This lesson contains 12 slides, with text slides.
In veel zinnen komt een voltooid deelwoord voor:
- Het vliegtuig is op Schiphol geland.
- Robin heeft geen straf gekregen.
- Ik heb mijn kamer opgeruimd.
- Sonja heeft haar zonnebril gepoetst.
- Mijn ouders zijn gisteren vertrokken.
Een voltooid deelwoord staat alleen in een zin met een persoonsvorm.
Als er een voltooid deelwoord in de zin staat, is de persoonsvorm meestal een vorm van zijn, hebben of worden.
- Het vliegtuig is (pv) op Schiphol geland.
- Robin heeft (pv) geen straf gekregen.
- Ik heb (pv) mijn kamer opgeruimd.
- Sonja heeft (pv) haar zonnebril gepoetst.
- Mijn ouders zijn (pv) gisteren vertrokken.
HET VOLTOOID DEELWOORD
laatste letter: -t of een -d
Gebruik de verlengproef om te horen of je
een -t of een -d aan het eind moet schrijven.
Je maakt het voltooid deelwoord met een t-klank langer met -e.

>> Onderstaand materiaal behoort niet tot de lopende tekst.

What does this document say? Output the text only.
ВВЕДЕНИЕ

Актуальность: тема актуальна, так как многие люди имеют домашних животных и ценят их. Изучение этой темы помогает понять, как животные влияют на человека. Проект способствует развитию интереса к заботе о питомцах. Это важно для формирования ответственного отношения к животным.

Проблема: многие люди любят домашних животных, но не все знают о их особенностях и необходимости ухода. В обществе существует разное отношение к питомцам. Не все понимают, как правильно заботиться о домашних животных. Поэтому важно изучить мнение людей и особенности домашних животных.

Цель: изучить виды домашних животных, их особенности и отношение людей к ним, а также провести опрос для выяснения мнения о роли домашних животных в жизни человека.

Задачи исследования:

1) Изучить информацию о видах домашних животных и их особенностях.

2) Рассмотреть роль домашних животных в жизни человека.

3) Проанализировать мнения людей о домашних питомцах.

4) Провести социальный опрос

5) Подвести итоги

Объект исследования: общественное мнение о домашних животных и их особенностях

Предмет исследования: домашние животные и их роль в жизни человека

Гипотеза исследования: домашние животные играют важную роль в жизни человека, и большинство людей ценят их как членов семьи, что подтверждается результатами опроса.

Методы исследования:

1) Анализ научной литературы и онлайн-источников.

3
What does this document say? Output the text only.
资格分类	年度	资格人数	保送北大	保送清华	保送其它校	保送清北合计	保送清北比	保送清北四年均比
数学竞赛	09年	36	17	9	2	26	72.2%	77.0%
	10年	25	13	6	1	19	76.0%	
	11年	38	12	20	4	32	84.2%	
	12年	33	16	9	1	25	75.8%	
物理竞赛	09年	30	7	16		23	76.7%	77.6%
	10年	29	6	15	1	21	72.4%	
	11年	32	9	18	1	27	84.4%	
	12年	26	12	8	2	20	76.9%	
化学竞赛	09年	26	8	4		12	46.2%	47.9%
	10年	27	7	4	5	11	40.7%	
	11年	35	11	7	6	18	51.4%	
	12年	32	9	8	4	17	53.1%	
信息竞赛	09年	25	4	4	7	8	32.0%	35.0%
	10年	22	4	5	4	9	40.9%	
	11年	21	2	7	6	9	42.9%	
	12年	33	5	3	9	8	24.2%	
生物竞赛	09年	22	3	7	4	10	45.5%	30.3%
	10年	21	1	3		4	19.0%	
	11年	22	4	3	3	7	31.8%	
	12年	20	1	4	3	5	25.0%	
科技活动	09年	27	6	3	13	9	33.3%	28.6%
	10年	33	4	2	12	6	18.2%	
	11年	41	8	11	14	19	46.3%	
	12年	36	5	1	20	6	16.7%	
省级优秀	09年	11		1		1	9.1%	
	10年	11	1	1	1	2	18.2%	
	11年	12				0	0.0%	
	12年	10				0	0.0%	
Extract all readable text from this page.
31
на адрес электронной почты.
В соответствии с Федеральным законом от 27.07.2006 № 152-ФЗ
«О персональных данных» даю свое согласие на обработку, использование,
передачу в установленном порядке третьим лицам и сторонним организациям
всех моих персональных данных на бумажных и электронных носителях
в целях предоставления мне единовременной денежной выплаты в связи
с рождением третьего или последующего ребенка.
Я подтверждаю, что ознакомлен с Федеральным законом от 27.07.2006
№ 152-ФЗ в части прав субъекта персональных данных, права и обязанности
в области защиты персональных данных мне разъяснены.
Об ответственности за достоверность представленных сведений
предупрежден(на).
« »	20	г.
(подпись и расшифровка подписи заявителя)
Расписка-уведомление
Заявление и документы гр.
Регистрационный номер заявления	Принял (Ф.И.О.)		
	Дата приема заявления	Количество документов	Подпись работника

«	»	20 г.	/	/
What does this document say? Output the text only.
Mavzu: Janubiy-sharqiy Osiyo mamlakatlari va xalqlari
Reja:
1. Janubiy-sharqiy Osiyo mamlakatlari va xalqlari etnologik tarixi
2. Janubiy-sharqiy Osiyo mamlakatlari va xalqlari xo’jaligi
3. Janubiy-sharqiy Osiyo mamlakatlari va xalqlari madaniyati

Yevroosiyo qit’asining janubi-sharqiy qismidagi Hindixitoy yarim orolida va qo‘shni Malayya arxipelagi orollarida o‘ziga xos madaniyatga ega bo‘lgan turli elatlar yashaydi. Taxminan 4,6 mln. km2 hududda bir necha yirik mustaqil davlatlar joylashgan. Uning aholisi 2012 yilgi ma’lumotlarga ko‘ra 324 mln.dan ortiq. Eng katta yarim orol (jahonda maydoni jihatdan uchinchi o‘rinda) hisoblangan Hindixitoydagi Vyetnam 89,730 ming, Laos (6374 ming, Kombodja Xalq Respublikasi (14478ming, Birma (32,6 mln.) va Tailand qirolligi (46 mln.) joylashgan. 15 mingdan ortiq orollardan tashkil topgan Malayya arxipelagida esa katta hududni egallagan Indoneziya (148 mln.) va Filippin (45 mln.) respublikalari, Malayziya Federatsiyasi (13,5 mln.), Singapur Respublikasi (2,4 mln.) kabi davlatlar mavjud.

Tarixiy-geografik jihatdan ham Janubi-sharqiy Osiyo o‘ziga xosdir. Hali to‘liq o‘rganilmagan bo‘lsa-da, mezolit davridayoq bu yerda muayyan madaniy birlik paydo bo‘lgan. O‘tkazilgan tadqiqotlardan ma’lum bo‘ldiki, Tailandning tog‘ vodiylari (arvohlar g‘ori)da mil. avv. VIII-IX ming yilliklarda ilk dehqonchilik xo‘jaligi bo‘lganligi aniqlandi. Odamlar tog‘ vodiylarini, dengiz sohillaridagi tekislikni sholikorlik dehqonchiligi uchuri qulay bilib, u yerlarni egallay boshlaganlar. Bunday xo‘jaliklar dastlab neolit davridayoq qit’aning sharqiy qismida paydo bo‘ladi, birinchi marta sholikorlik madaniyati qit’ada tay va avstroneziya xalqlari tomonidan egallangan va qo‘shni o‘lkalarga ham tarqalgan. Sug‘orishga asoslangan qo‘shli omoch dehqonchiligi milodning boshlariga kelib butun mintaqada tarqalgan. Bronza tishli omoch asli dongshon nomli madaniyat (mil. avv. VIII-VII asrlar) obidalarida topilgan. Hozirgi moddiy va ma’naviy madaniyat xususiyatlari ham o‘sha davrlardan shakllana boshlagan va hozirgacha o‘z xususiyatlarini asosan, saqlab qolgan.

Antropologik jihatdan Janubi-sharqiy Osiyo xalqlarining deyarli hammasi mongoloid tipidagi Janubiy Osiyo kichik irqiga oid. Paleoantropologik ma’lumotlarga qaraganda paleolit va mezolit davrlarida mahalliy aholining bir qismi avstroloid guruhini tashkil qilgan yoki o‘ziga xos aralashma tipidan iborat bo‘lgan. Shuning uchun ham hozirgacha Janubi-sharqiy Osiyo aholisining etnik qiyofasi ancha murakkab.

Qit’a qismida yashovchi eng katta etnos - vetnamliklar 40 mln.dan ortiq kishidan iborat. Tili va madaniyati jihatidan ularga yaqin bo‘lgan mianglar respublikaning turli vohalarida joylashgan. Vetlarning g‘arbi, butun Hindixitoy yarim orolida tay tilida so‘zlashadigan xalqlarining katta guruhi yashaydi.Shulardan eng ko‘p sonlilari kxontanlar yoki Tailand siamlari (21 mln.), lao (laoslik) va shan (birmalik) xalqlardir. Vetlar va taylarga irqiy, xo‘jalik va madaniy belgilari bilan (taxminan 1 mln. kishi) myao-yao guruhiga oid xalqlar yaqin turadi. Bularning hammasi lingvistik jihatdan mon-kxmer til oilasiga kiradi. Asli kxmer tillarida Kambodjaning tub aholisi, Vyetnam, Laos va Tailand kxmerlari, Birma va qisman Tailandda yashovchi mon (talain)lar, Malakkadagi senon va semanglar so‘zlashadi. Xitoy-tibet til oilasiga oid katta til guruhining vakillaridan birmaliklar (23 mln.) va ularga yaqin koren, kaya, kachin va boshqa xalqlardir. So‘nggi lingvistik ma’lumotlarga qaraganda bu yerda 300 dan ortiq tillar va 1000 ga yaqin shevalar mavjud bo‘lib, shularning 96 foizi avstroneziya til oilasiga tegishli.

Je hoort dan of je een -t of een -d moet schrijven.
Hij heeft zijn geld eerlijk ... (verdienen).
verdient of verdiend?
Langer maken met -e: verdiende
Je hoort een -d, dus je schrijft VERDIEND
Hij heeft zijn geld eerlijk verdiend.
Heeft Julia haar fiets al .... (maken)?
gemaakt of gemaakd?
Langer maken met -e: gemaakte
Je hoort een -t, dus je schrijft GEMAAKT
Heeft Julia haar fiets al gemaakt?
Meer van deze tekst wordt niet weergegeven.